Hebrew Bible/Old Testament

Christian Century, May 17, 2005 by Walter Brueggemann

Israel in Exile: The History and Literature of the Sixth Century B.C.E. By Rainer Albertz. Society of Biblical Literature, 461 pp., $49.95 paperback. The most important historian of Israelite religion probes the sources and issues of the 6th century BCE, now a focus of the most generative work on the production of the Hebrew Bible.

The Ten Commandments: The Reciprocity of Faithfulness. Edited by William P. Brown. Westminster John Knox, 363 pp., $34.95 paperback. Brown offers a series of articles on each of the Ten Commandments in sequence. The commentary moves regularly from critical analysis to pertinent contemporary exposition.

How Are the Mighty Fallen? A Dialogical Study of King Saul in I Samuel. By Barbara Green. Sheffield Academic Press, 432 pp., $160.00. Green introduces a new interpretation informed by the dialogic theory of Mikhail Bahktin. Her skillful way exhibits new methods and yields important new understandings.

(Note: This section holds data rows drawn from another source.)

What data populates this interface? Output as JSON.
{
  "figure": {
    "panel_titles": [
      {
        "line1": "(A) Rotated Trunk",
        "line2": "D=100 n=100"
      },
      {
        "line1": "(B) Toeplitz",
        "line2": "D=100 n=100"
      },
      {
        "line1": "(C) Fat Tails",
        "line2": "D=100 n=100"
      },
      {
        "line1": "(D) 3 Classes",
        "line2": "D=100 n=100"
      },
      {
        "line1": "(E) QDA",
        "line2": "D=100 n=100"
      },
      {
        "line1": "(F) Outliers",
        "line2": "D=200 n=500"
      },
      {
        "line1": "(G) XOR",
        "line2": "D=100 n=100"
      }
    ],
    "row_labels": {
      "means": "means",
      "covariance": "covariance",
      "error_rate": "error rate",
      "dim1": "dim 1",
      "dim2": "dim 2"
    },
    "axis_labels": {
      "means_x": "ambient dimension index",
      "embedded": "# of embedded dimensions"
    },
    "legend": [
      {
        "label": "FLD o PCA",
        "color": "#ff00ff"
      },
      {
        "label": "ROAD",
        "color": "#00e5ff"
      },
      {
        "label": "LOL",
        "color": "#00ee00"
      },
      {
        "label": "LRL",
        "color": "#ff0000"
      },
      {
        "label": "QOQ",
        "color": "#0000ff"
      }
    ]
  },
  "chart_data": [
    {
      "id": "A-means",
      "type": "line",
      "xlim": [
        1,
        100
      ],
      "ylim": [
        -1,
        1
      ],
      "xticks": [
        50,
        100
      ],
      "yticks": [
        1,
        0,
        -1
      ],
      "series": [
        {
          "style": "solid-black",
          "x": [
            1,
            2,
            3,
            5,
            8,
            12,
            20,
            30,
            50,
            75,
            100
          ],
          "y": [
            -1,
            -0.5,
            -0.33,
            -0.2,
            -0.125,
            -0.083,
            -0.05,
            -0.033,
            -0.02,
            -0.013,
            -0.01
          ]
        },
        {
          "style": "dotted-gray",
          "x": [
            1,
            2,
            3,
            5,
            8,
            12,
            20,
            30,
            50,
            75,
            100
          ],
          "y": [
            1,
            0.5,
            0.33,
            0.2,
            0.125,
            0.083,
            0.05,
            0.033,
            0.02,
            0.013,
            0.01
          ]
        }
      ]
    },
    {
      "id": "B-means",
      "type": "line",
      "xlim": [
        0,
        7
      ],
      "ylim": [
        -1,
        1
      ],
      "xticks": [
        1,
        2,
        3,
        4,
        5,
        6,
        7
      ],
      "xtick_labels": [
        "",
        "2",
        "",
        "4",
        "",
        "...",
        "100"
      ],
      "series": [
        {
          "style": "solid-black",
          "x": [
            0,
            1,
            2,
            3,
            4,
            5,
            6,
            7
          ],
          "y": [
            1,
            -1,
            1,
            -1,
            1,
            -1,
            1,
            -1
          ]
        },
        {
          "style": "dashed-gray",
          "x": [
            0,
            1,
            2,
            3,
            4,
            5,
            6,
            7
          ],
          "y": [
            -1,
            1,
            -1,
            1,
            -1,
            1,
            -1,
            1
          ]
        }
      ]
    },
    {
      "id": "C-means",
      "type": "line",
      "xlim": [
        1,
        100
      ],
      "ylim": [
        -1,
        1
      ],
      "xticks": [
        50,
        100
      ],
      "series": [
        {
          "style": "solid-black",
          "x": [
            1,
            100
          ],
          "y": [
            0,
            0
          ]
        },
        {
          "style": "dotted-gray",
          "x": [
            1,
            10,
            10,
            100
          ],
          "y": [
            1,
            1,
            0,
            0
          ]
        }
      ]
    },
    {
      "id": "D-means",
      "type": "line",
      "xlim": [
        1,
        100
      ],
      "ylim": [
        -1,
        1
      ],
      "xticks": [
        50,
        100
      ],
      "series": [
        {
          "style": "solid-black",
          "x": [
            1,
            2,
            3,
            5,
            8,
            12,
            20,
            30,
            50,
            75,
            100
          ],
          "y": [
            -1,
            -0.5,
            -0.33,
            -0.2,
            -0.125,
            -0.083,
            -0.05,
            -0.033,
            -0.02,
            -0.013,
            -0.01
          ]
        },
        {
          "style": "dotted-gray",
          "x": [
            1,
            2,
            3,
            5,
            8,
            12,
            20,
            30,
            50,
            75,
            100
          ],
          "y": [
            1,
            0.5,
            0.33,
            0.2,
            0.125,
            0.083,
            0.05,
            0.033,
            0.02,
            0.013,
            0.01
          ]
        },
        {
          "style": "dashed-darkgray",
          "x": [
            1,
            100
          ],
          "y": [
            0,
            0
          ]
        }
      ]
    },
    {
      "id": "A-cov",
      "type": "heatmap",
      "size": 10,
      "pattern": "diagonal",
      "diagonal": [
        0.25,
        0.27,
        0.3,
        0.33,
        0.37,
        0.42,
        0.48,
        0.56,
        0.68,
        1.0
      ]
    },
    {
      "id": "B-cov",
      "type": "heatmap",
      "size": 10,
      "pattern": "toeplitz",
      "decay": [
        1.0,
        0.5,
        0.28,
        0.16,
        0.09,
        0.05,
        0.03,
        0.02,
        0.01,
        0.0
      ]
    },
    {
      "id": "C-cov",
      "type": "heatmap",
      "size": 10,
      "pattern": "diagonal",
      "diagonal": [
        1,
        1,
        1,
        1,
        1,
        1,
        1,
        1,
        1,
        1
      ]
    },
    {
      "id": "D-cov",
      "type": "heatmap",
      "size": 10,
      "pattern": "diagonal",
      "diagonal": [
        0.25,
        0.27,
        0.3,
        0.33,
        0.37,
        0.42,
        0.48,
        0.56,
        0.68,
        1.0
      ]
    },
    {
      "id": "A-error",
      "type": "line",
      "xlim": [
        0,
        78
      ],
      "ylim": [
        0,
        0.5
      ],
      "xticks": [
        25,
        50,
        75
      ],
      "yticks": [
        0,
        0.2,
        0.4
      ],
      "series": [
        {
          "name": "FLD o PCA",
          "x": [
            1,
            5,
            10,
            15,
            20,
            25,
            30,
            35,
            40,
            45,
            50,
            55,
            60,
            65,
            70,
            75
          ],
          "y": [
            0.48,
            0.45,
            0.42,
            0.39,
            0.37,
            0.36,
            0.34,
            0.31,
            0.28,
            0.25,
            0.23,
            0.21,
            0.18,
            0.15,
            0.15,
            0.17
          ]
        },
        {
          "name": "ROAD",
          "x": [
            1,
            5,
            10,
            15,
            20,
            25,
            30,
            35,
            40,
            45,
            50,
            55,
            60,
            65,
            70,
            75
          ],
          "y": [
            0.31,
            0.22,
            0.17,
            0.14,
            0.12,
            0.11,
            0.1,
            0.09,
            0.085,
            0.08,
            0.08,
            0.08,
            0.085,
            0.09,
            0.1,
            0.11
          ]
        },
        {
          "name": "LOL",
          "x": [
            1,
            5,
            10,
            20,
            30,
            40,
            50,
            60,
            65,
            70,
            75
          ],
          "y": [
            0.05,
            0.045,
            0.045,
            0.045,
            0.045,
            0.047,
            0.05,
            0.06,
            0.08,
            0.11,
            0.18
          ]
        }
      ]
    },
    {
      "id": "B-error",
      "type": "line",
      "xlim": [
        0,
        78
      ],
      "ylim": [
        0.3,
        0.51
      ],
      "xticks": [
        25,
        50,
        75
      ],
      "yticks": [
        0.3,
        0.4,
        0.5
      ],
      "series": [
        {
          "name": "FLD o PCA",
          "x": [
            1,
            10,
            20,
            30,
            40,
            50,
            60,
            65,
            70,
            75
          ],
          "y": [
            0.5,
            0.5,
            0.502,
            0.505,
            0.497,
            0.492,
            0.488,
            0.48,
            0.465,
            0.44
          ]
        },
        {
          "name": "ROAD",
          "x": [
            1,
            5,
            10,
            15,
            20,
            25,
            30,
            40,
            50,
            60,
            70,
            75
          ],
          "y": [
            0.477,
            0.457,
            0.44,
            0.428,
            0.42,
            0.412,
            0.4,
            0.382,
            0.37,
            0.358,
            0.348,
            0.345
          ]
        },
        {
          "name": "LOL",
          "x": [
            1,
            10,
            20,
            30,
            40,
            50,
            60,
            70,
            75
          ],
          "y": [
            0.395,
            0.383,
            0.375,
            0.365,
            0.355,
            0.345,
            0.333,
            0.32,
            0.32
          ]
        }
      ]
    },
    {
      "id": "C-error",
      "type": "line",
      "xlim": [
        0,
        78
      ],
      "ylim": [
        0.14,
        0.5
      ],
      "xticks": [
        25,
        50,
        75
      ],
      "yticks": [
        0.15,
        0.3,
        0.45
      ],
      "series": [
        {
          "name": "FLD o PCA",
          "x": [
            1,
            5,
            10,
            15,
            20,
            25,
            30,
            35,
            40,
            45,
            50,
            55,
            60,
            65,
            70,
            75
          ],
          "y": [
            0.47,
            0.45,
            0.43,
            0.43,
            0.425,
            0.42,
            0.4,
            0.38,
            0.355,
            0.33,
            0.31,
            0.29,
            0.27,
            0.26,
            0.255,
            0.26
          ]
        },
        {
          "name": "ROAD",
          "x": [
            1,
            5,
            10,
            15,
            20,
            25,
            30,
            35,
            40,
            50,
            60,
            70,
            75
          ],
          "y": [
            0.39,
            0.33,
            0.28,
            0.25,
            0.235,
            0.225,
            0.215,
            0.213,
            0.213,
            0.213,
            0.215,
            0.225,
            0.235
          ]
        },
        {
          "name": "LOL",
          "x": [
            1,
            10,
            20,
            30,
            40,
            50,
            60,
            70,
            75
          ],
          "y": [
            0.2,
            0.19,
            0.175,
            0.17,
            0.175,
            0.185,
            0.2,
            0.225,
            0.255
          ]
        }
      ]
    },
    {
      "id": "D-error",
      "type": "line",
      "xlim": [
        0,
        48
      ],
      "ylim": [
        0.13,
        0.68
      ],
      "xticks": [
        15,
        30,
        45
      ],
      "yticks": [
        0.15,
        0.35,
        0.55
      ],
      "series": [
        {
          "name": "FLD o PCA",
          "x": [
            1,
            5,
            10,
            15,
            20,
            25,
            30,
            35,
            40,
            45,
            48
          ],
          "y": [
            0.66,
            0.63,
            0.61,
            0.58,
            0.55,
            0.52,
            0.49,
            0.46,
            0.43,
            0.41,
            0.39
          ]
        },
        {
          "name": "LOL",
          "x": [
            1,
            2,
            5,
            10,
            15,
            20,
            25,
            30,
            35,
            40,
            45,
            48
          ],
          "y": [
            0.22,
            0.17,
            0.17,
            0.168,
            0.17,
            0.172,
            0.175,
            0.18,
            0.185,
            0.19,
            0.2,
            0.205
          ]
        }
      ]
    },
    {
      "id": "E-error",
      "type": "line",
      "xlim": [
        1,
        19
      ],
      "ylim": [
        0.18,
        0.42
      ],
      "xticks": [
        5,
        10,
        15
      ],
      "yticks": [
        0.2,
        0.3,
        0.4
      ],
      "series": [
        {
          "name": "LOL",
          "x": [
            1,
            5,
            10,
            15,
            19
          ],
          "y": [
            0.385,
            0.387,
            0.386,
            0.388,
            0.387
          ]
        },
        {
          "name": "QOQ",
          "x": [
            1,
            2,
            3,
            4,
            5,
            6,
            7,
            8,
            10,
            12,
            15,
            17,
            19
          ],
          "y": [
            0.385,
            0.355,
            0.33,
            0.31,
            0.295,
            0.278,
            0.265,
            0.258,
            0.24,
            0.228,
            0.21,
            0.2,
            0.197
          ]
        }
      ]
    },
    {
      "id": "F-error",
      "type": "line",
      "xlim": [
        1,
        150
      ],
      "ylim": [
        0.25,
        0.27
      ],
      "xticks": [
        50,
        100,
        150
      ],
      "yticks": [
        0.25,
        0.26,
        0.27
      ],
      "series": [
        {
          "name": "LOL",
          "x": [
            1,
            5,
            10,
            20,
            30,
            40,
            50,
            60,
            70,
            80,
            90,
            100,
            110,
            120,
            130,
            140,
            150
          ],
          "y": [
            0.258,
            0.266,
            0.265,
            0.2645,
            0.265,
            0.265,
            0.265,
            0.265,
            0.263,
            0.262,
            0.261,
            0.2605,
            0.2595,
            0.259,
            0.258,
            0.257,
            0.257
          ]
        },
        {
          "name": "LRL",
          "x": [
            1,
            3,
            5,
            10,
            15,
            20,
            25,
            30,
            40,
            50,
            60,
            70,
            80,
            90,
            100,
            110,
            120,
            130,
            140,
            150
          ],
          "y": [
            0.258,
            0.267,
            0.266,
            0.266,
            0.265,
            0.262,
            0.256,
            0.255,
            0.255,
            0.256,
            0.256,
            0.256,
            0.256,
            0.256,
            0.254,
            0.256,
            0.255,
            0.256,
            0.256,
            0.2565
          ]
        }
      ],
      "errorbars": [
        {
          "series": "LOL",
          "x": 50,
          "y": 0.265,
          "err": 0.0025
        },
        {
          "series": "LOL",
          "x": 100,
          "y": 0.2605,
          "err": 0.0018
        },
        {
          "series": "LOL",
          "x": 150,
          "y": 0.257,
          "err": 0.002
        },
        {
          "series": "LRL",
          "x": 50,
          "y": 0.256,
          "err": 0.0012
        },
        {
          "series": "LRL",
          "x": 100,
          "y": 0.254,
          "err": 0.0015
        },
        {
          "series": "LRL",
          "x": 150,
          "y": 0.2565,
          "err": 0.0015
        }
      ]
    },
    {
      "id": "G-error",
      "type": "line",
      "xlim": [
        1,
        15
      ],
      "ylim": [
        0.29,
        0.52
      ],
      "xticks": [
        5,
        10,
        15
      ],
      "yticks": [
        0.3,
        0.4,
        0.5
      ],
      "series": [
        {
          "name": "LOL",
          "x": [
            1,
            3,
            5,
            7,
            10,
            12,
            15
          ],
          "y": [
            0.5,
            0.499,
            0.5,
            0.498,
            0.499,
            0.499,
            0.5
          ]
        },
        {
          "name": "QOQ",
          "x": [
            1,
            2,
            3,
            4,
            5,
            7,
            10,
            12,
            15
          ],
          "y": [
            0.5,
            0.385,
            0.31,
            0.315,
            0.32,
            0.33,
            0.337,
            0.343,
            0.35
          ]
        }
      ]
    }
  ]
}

There Shall Be No Poor Among You: Poverty in the Bible. By Leslie J. Hoppe. Abingdon, 197 pp., $22.00. This judicious inventory of important texts on the vexing issue of poverty is crucial reading as the church seeks to recover its public voice on economic issues.

The God of Old: Inside the Lost World of the Bible. By James L. Kugel. Free Press, 288 pp., $13.00 paperback. Kugel utilizes his skills in interpretation of the ancient Jewish world to delicately probe the oddities of biblical testimony that live beneath conventional theological settlement. Of particular interest is his playful exposition of God's response to the cry of the wretched.

The God You Have: Politics, Religion, and the First Commandment. By Patrick D. Miller. Fortress, 96 pp., $6.00 paperback. Miller continues his careful study of the Decalogue with an exposition of the first commandment. I am delighted that Miller has dedicated this book to me.

Rise Up, O Judge: A Study of Justice in the Biblical World. By Enrique Nardoni. Hendrickson, 368 pp., $24.95 paperback. This book is the fullest summary we have of biblical texts on justice issues. Nardoni's wise exposition is complemented by a bibliography that is worth the price of the book.

The Book of Job: A Contest of Moral Imaginations. By Carol A. Newsom. Oxford University Press, 310 pp., $55.00. Also informed by Bahktin, Newsom has written what is now surely the classic study of the book of Job. A must read.

Jeremiah. By Jorge Pixley. Chalice Press, 164 pp., $22.99 paperback. Pixley takes up the much-studied book of Jeremiah from a materialist-Marxist perspective, offering important connections to the present context, in which people are hungering for prophetic illumination.

Theory and Practice in Old Testament Ethics. By Mark Daniel Carroll R. and John W. Rogerson. T & T Clark International, 168 pp., $39.95. This will surely be the benchmark book in biblical ethics The authors combine personal passion and urgent contemporaneity with well-grounded critical analysis.

Selected by Walter Brueggemann, professor emeritus at Columbia Theological Seminary.